Traditionell und dennoch zeitgenössisch - Óscar Velasco im Gespräch Derk Hoberg
Interview mit dem Küchenchef des Santceloni

Traditionell und dennoch zeitgenössisch - Óscar Velasco im Gespräch

Óscar Velasco feiert nächstes Jahr Jubiläum. Dann kocht der spanische Spitzenkoch 20 Jahre im „Santceloni“. Mitten in der spanischen Hauptstadt Madrid gelegen, gehört es zu den besten Restaurants auf der iberischen Halbinsel. Kein Wunder, ging der Weg von Velasco, der ursprünglich gar nicht in die Gastronomie wollte, dank Talent und namhafter Lehrmeister steil nach oben.

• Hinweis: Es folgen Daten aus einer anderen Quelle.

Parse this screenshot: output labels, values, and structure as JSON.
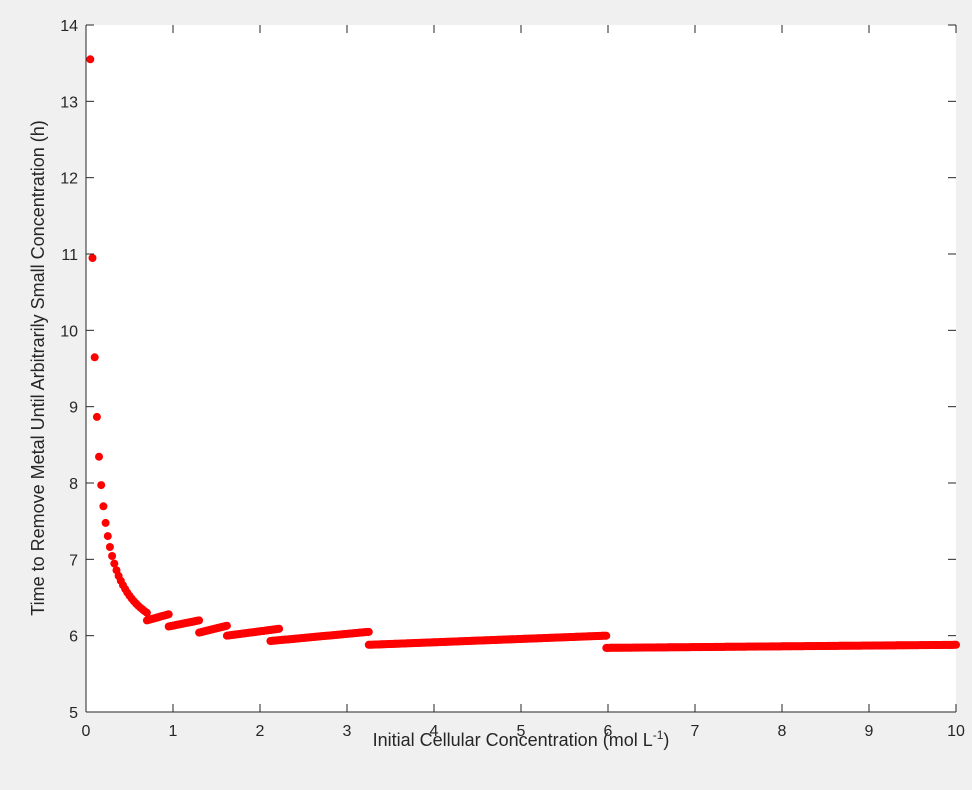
{
  "chart_data": {
    "type": "scatter",
    "xlabel_main": "Initial Cellular Concentration (mol L",
    "xlabel_sup": "-1",
    "xlabel_end": ")",
    "ylabel": "Time to Remove Metal Until Arbitrarily Small Concentration (h)",
    "xlim": [
      0,
      10
    ],
    "ylim": [
      5,
      14
    ],
    "x_ticks": [
      0,
      1,
      2,
      3,
      4,
      5,
      6,
      7,
      8,
      9,
      10
    ],
    "y_ticks": [
      5,
      6,
      7,
      8,
      9,
      10,
      11,
      12,
      13,
      14
    ],
    "x_tick_labels": [
      "0",
      "1",
      "2",
      "3",
      "4",
      "5",
      "6",
      "7",
      "8",
      "9",
      "10"
    ],
    "y_tick_labels": [
      "5",
      "6",
      "7",
      "8",
      "9",
      "10",
      "11",
      "12",
      "13",
      "14"
    ],
    "grid": false,
    "marker_color": "#ff0000",
    "segments": [
      {
        "x_start": 0.05,
        "x_end": 0.7,
        "y_start": 13.55,
        "y_end": 6.3,
        "shape": "hyperbolic"
      },
      {
        "x_start": 0.7,
        "x_end": 0.95,
        "y_start": 6.2,
        "y_end": 6.28,
        "shape": "linear"
      },
      {
        "x_start": 0.95,
        "x_end": 1.3,
        "y_start": 6.12,
        "y_end": 6.2,
        "shape": "linear"
      },
      {
        "x_start": 1.3,
        "x_end": 1.62,
        "y_start": 6.04,
        "y_end": 6.13,
        "shape": "linear"
      },
      {
        "x_start": 1.62,
        "x_end": 2.22,
        "y_start": 6.0,
        "y_end": 6.09,
        "shape": "linear"
      },
      {
        "x_start": 2.12,
        "x_end": 3.25,
        "y_start": 5.93,
        "y_end": 6.05,
        "shape": "linear"
      },
      {
        "x_start": 3.25,
        "x_end": 5.98,
        "y_start": 5.88,
        "y_end": 6.0,
        "shape": "linear"
      },
      {
        "x_start": 5.98,
        "x_end": 10.0,
        "y_start": 5.84,
        "y_end": 5.88,
        "shape": "linear"
      }
    ]
  }
}
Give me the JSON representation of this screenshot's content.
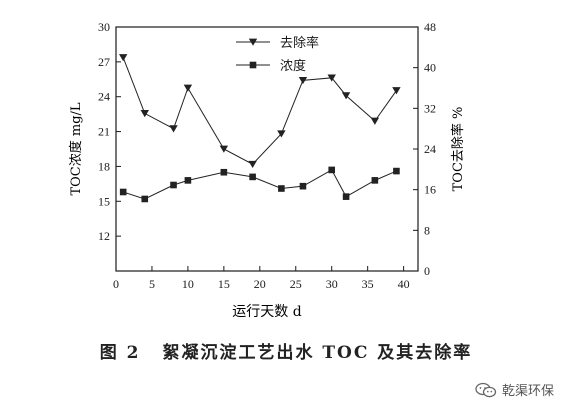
{
  "caption": {
    "figure_no": "图 2",
    "title": "絮凝沉淀工艺出水 TOC 及其去除率"
  },
  "watermark": {
    "text": "乾渠环保",
    "icon": "wechat-icon"
  },
  "chart_data": {
    "type": "line",
    "title": "",
    "xlabel": "运行天数  d",
    "ylabel_left": "TOC浓度  mg/L",
    "ylabel_right": "TOC去除率  %",
    "xlim": [
      0,
      42
    ],
    "ylim_left": [
      9,
      30
    ],
    "ylim_right": [
      0,
      48
    ],
    "xticks": [
      0,
      5,
      10,
      15,
      20,
      25,
      30,
      35,
      40
    ],
    "yticks_left": [
      12,
      15,
      18,
      21,
      24,
      27,
      30
    ],
    "yticks_right": [
      0,
      8,
      16,
      24,
      32,
      40,
      48
    ],
    "grid": false,
    "legend_position": "top-center",
    "series": [
      {
        "name": "去除率",
        "axis": "right",
        "marker": "triangle-down",
        "x": [
          1,
          4,
          8,
          10,
          15,
          19,
          23,
          26,
          30,
          32,
          36,
          39
        ],
        "values": [
          42,
          31,
          28,
          36,
          24,
          21,
          27,
          37.5,
          38,
          34.5,
          29.5,
          35.5
        ]
      },
      {
        "name": "浓度",
        "axis": "left",
        "marker": "square",
        "x": [
          1,
          4,
          8,
          10,
          15,
          19,
          23,
          26,
          30,
          32,
          36,
          39
        ],
        "values": [
          15.8,
          15.2,
          16.4,
          16.8,
          17.5,
          17.1,
          16.1,
          16.3,
          17.7,
          15.4,
          16.8,
          17.6
        ]
      }
    ],
    "colors": {
      "line": "#222222",
      "axis": "#1a1a1a"
    }
  }
}
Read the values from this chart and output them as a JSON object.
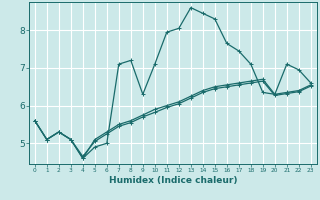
{
  "xlabel": "Humidex (Indice chaleur)",
  "bg_color": "#cce9e9",
  "grid_color": "#ffffff",
  "line_color": "#1a6b6b",
  "xlim": [
    -0.5,
    23.5
  ],
  "ylim": [
    4.45,
    8.75
  ],
  "xticks": [
    0,
    1,
    2,
    3,
    4,
    5,
    6,
    7,
    8,
    9,
    10,
    11,
    12,
    13,
    14,
    15,
    16,
    17,
    18,
    19,
    20,
    21,
    22,
    23
  ],
  "yticks": [
    5,
    6,
    7,
    8
  ],
  "series": [
    [
      5.6,
      5.1,
      5.3,
      5.1,
      4.6,
      4.9,
      5.0,
      7.1,
      7.2,
      6.3,
      7.1,
      7.95,
      8.05,
      8.6,
      8.45,
      8.3,
      7.65,
      7.45,
      7.1,
      6.35,
      6.3,
      7.1,
      6.95,
      6.6
    ],
    [
      5.6,
      5.1,
      5.3,
      5.1,
      4.6,
      5.1,
      5.3,
      5.5,
      5.6,
      5.75,
      5.9,
      6.0,
      6.1,
      6.25,
      6.4,
      6.5,
      6.55,
      6.6,
      6.65,
      6.7,
      6.3,
      6.35,
      6.4,
      6.55
    ],
    [
      5.6,
      5.1,
      5.3,
      5.1,
      4.65,
      5.05,
      5.25,
      5.45,
      5.55,
      5.7,
      5.82,
      5.95,
      6.05,
      6.2,
      6.35,
      6.45,
      6.5,
      6.55,
      6.6,
      6.65,
      6.27,
      6.32,
      6.37,
      6.52
    ]
  ],
  "marker": "+"
}
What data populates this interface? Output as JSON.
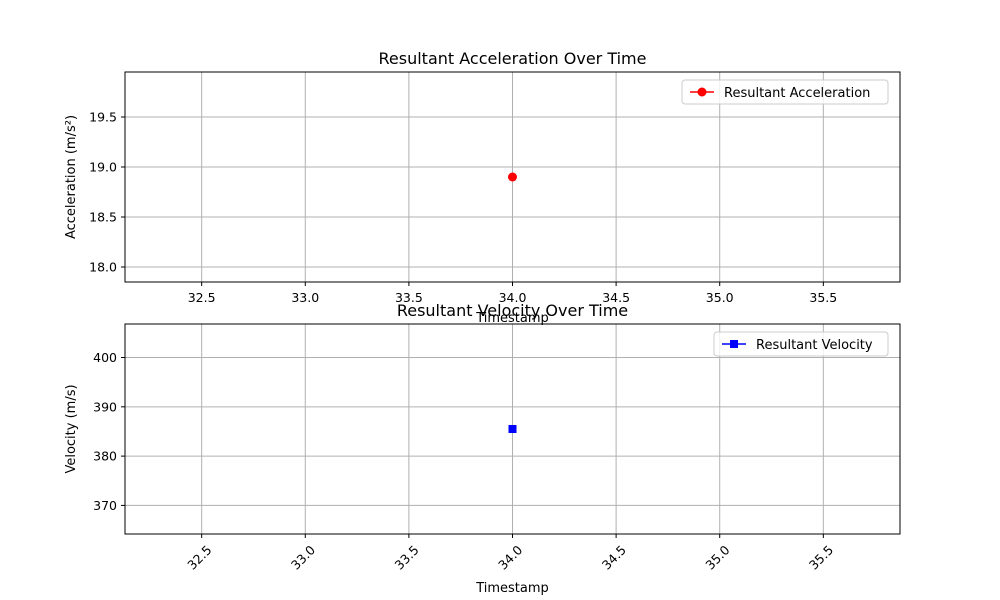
{
  "chart_data": [
    {
      "type": "line",
      "title": "Resultant Acceleration Over Time",
      "xlabel": "Timestamp",
      "ylabel": "Acceleration (m/s²)",
      "xlim": [
        32.13,
        35.87
      ],
      "ylim": [
        17.85,
        19.95
      ],
      "xticks": [
        32.5,
        33.0,
        33.5,
        34.0,
        34.5,
        35.0,
        35.5
      ],
      "yticks": [
        18.0,
        18.5,
        19.0,
        19.5
      ],
      "xtick_rotation": 0,
      "grid": true,
      "legend_position": "upper right",
      "series": [
        {
          "name": "Resultant Acceleration",
          "color": "#ff0000",
          "marker": "circle",
          "x": [
            34.0
          ],
          "y": [
            18.9
          ]
        }
      ]
    },
    {
      "type": "line",
      "title": "Resultant Velocity Over Time",
      "xlabel": "Timestamp",
      "ylabel": "Velocity (m/s)",
      "xlim": [
        32.13,
        35.87
      ],
      "ylim": [
        364.2,
        406.8
      ],
      "xticks": [
        32.5,
        33.0,
        33.5,
        34.0,
        34.5,
        35.0,
        35.5
      ],
      "yticks": [
        370,
        380,
        390,
        400
      ],
      "xtick_rotation": -45,
      "grid": true,
      "legend_position": "upper right",
      "series": [
        {
          "name": "Resultant Velocity",
          "color": "#0000ff",
          "marker": "square",
          "x": [
            34.0
          ],
          "y": [
            385.5
          ]
        }
      ]
    }
  ]
}
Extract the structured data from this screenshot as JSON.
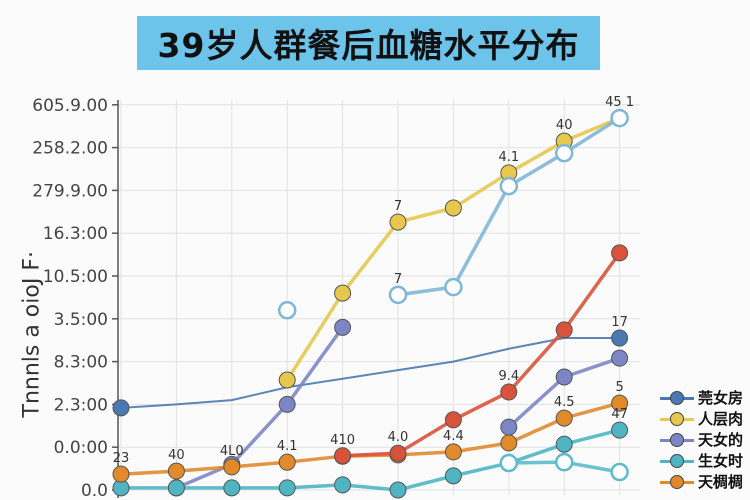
{
  "title": "39岁人群餐后血糖水平分布",
  "chart_data": {
    "type": "line",
    "title": "39岁人群餐后血糖水平分布",
    "ylabel": "Tnnnls a oioJ F·",
    "xlabel": "",
    "y_tick_labels": [
      "0.0",
      "0.0:00",
      "2.3:00",
      "8.3:00",
      "3.5:00",
      "10.5:00",
      "16.3:00",
      "279.9.00",
      "258.2.00",
      "605.9.00"
    ],
    "x_count": 10,
    "grid": true,
    "legend_position": "bottom-right",
    "series": [
      {
        "name": "莞女房",
        "color": "#4a78b0",
        "marker": "filled",
        "values": [
          1.92,
          2.0,
          2.1,
          2.4,
          2.6,
          2.8,
          3.0,
          3.3,
          3.55,
          3.55
        ]
      },
      {
        "name": "人层肉",
        "color": "#e6c84c",
        "marker": "filled",
        "values": [
          null,
          null,
          null,
          2.57,
          4.6,
          6.26,
          6.59,
          7.41,
          8.15,
          8.69
        ]
      },
      {
        "name": "天女的",
        "color": "#7d86c4",
        "marker": "filled",
        "values": [
          null,
          0.05,
          0.6,
          2.0,
          3.8,
          null,
          null,
          1.47,
          2.64,
          3.08
        ]
      },
      {
        "name": "生女时",
        "color": "#4fb5c2",
        "marker": "filled",
        "values": [
          0.05,
          0.05,
          0.05,
          0.05,
          0.12,
          0.0,
          0.33,
          0.63,
          1.07,
          1.4
        ]
      },
      {
        "name": "天椆椆",
        "color": "#e08a2c",
        "marker": "filled",
        "values": [
          0.37,
          0.44,
          0.54,
          0.65,
          0.79,
          0.82,
          0.89,
          1.1,
          1.68,
          2.03
        ]
      },
      {
        "color": "#d9533a",
        "marker": "filled",
        "values": [
          null,
          null,
          null,
          null,
          0.8,
          0.86,
          1.64,
          2.29,
          3.74,
          5.54
        ]
      },
      {
        "color": "#7fb6d8",
        "marker": "hollow",
        "values": [
          null,
          null,
          null,
          4.2,
          null,
          4.56,
          4.74,
          7.1,
          7.87,
          8.69
        ]
      },
      {
        "color": "#5bbccc",
        "marker": "hollow",
        "values": [
          null,
          null,
          null,
          null,
          null,
          null,
          null,
          0.63,
          0.65,
          0.42
        ]
      }
    ],
    "data_labels": [
      {
        "series": 4,
        "index": 0,
        "text": "23"
      },
      {
        "series": 4,
        "index": 1,
        "text": "40"
      },
      {
        "series": 4,
        "index": 2,
        "text": "4L0"
      },
      {
        "series": 4,
        "index": 3,
        "text": "4.1"
      },
      {
        "series": 5,
        "index": 4,
        "text": "410"
      },
      {
        "series": 5,
        "index": 5,
        "text": "4.0"
      },
      {
        "series": 4,
        "index": 6,
        "text": "4.4"
      },
      {
        "series": 5,
        "index": 7,
        "text": "9.4"
      },
      {
        "series": 4,
        "index": 8,
        "text": "4.5"
      },
      {
        "series": 4,
        "index": 9,
        "text": "5"
      },
      {
        "series": 3,
        "index": 9,
        "text": "47"
      },
      {
        "series": 1,
        "index": 5,
        "text": "7"
      },
      {
        "series": 1,
        "index": 7,
        "text": "4.1"
      },
      {
        "series": 1,
        "index": 8,
        "text": "40"
      },
      {
        "series": 1,
        "index": 9,
        "text": "45 1"
      },
      {
        "series": 0,
        "index": 9,
        "text": "17"
      },
      {
        "series": 6,
        "index": 5,
        "text": "7"
      }
    ]
  }
}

Küchenchef Óscar Velasco verwöhnt seine Gäste in seinem Zwei-Sterne-Restaurant „Santceloni“ in Madrid mit saisonalen Gerichten und spanischen Spitzenprodukten. Die Basis für seine ausgefeilte Küche bilden Fische und Krustentiere von der Costa Brava, außergewöhnliches Gemüse, wie etwa Maresme-Erbsen oder köstliche Morella-Trüffel, sowie Klassiker wie Croustillant vom Spanferkel aus Segovia. Ein weiterer Höhepunkt ist das Käsebrett im Santceloni. „Käse ist eine unserer Leidenschaften, definitiv. Wir haben insgesamt 300 verschiedene Käsesorten zur Auswahl, da wechseln wir das Angebot auf dem Käsetisch immer mal wieder durch“, sagt Óscar Velasco, der in der Leitung des Restaurants von Maître de Maison Abel Valverde und Sommelier David Robledo unterstützt wird.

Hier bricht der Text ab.